Baseline estimation is critical to Demand Response (DR) settlement in electricity markets, yet existing machine learning methods remain limited in predictive performance, while methodologies from causal inference and counterfactual prediction are still underutilized in this domain. We introduce a Generalized Synthetic Control Method that builds on the classical Synthetic Control Method (SCM) from econometrics. While SCM provides a powerful framework for counterfactual estimation, classical SCM remains a static estimator: it fits the treated unit as a combination of contemporaneous donor units and therefore ignores predictable temporal structure in the residual error.
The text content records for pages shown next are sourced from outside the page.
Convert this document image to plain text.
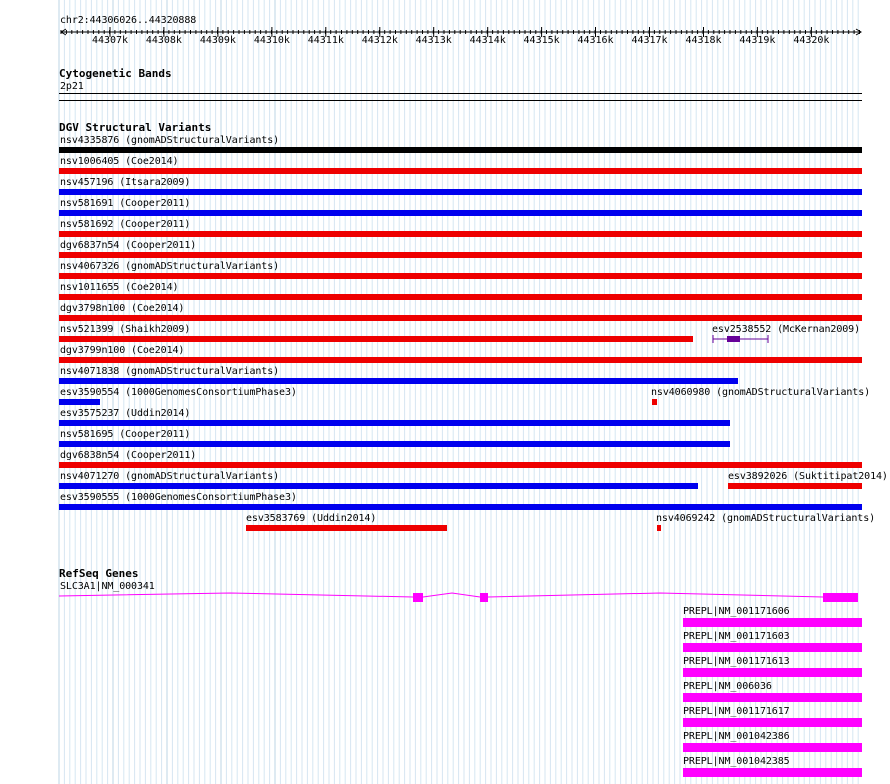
chr2:44306026..44320888
44307k 44308k 44309k 44310k 44311k 44312k 44313k 44314k 44315k 44316k 44317k 44318k 44319k 44320k
Cytogenetic Bands
2p21
DGV Structural Variants
nsv4335876 (gnomADStructuralVariants)
nsv1006405 (Coe2014)
nsv457196 (Itsara2009)
nsv581691 (Cooper2011)
nsv581692 (Cooper2011)
dgv6837n54 (Cooper2011)
nsv4067326 (gnomADStructuralVariants)
nsv1011655 (Coe2014)
dgv3798n100 (Coe2014)
nsv521399 (Shaikh2009)	esv2538552 (McKernan2009)
dgv3799n100 (Coe2014)
nsv4071838 (gnomADStructuralVariants)
esv3590554 (1000GenomesConsortiumPhase3)	nsv4060980 (gnomADStructuralVariants)
esv3575237 (Uddin2014)
nsv581695 (Cooper2011)
dgv6838n54 (Cooper2011)
nsv4071270 (gnomADStructuralVariants)	esv3892026 (Suktitipat2014)
esv3590555 (1000GenomesConsortiumPhase3)
esv3583769 (Uddin2014)	nsv4069242 (gnomADStructuralVariants)
RefSeq Genes
SLC3A1|NM_000341
PREPL|NM_001171606
PREPL|NM_001171603
PREPL|NM_001171613
PREPL|NM_006036
PREPL|NM_001171617
PREPL|NM_001042386
PREPL|NM_001042385
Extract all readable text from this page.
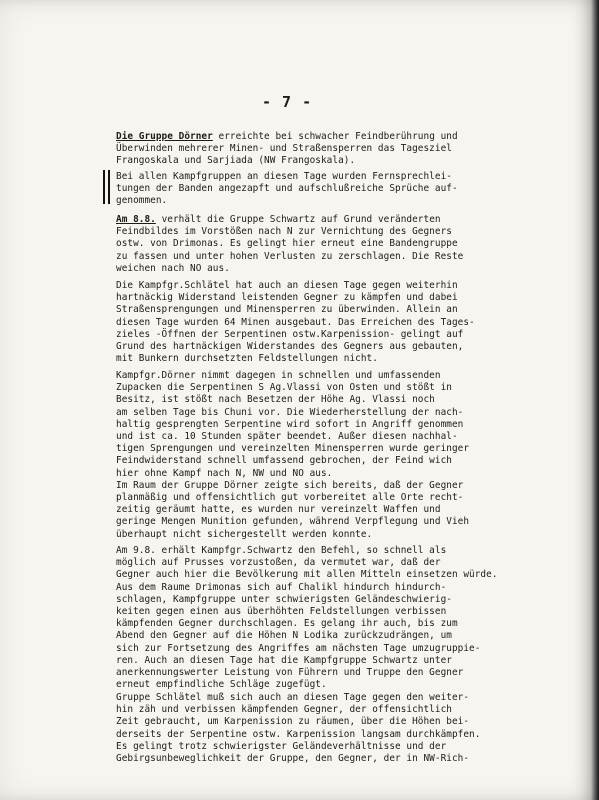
- 7 -
Die Gruppe Dörner erreichte bei schwacher Feindberührung und
Überwinden mehrerer Minen- und Straßensperren das Tagesziel
Frangoskala und Sarjiada (NW Frangoskala).
Bei allen Kampfgruppen an diesen Tage wurden Fernsprechlei-
tungen der Banden angezapft und aufschlußreiche Sprüche auf-
genommen.
Am 8.8. verhält die Gruppe Schwartz auf Grund veränderten
Feindbildes im Vorstößen nach N zur Vernichtung des Gegners
ostw. von Drimonas. Es gelingt hier erneut eine Bandengruppe
zu fassen und unter hohen Verlusten zu zerschlagen. Die Reste
weichen nach NO aus.
Die Kampfgr.Schlätel hat auch an diesen Tage gegen weiterhin
hartnäckig Widerstand leistenden Gegner zu kämpfen und dabei
Straßensprengungen und Minensperren zu überwinden. Allein an
diesen Tage wurden 64 Minen ausgebaut. Das Erreichen des Tages-
zieles -Öffnen der Serpentinen ostw.Karpenission- gelingt auf
Grund des hartnäckigen Widerstandes des Gegners aus gebauten,
mit Bunkern durchsetzten Feldstellungen nicht.
Kampfgr.Dörner nimmt dagegen in schnellen und umfassenden
Zupacken die Serpentinen S Ag.Vlassi von Osten und stößt in
Besitz, ist stößt nach Besetzen der Höhe Ag. Vlassi noch
am selben Tage bis Chuni vor. Die Wiederherstellung der nach-
haltig gesprengten Serpentine wird sofort in Angriff genommen
und ist ca. 10 Stunden später beendet. Außer diesen nachhal-
tigen Sprengungen und vereinzelten Minensperren wurde geringer
Feindwiderstand schnell umfassend gebrochen, der Feind wich
hier ohne Kampf nach N, NW und NO aus.
Im Raum der Gruppe Dörner zeigte sich bereits, daß der Gegner
planmäßig und offensichtlich gut vorbereitet alle Orte recht-
zeitig geräumt hatte, es wurden nur vereinzelt Waffen und
geringe Mengen Munition gefunden, während Verpflegung und Vieh
überhaupt nicht sichergestellt werden konnte.
Am 9.8. erhält Kampfgr.Schwartz den Befehl, so schnell als
möglich auf Prusses vorzustoßen, da vermutet war, daß der
Gegner auch hier die Bevölkerung mit allen Mitteln einsetzen würde.
Aus dem Raume Drimonas sich auf Chalikl hindurch hindurch-
schlagen, Kampfgruppe unter schwierigsten Geländeschwierig-
keiten gegen einen aus überhöhten Feldstellungen verbissen
kämpfenden Gegner durchschlagen. Es gelang ihr auch, bis zum
Abend den Gegner auf die Höhen N Lodika zurückzudrängen, um
sich zur Fortsetzung des Angriffes am nächsten Tage umzugruppie-
ren. Auch an diesen Tage hat die Kampfgruppe Schwartz unter
anerkennungswerter Leistung von Führern und Truppe den Gegner
erneut empfindliche Schläge zugefügt.
Gruppe Schlätel muß sich auch an diesen Tage gegen den weiter-
hin zäh und verbissen kämpfenden Gegner, der offensichtlich
Zeit gebraucht, um Karpenission zu räumen, über die Höhen bei-
derseits der Serpentine ostw. Karpenission langsam durchkämpfen.
Es gelingt trotz schwierigster Geländeverhältnisse und der
Gebirgsunbeweglichkeit der Gruppe, den Gegner, der in NW-Rich-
We develop a generalized SCM framework that transforms baseline estimation into a dynamic counterfactual prediction problem by augmenting the donor representation with exogenous features, lagged treated load, and selected lagged donor signals. This enriched representation allows the estimator to capture autoregressive dependence, delayed donor-response patterns, and error-correction effects beyond the scope of standard SCM. The framework further accommodates nonlinear predictors when linear weighting is inadequate, with the greatest benefit arising in limited-data settings. Experiments on the Ausgrid smart-meter dataset show consistent improvements over classical SCM and strong benchmark methods, with the dominant performance gains driven by dynamic augmentation.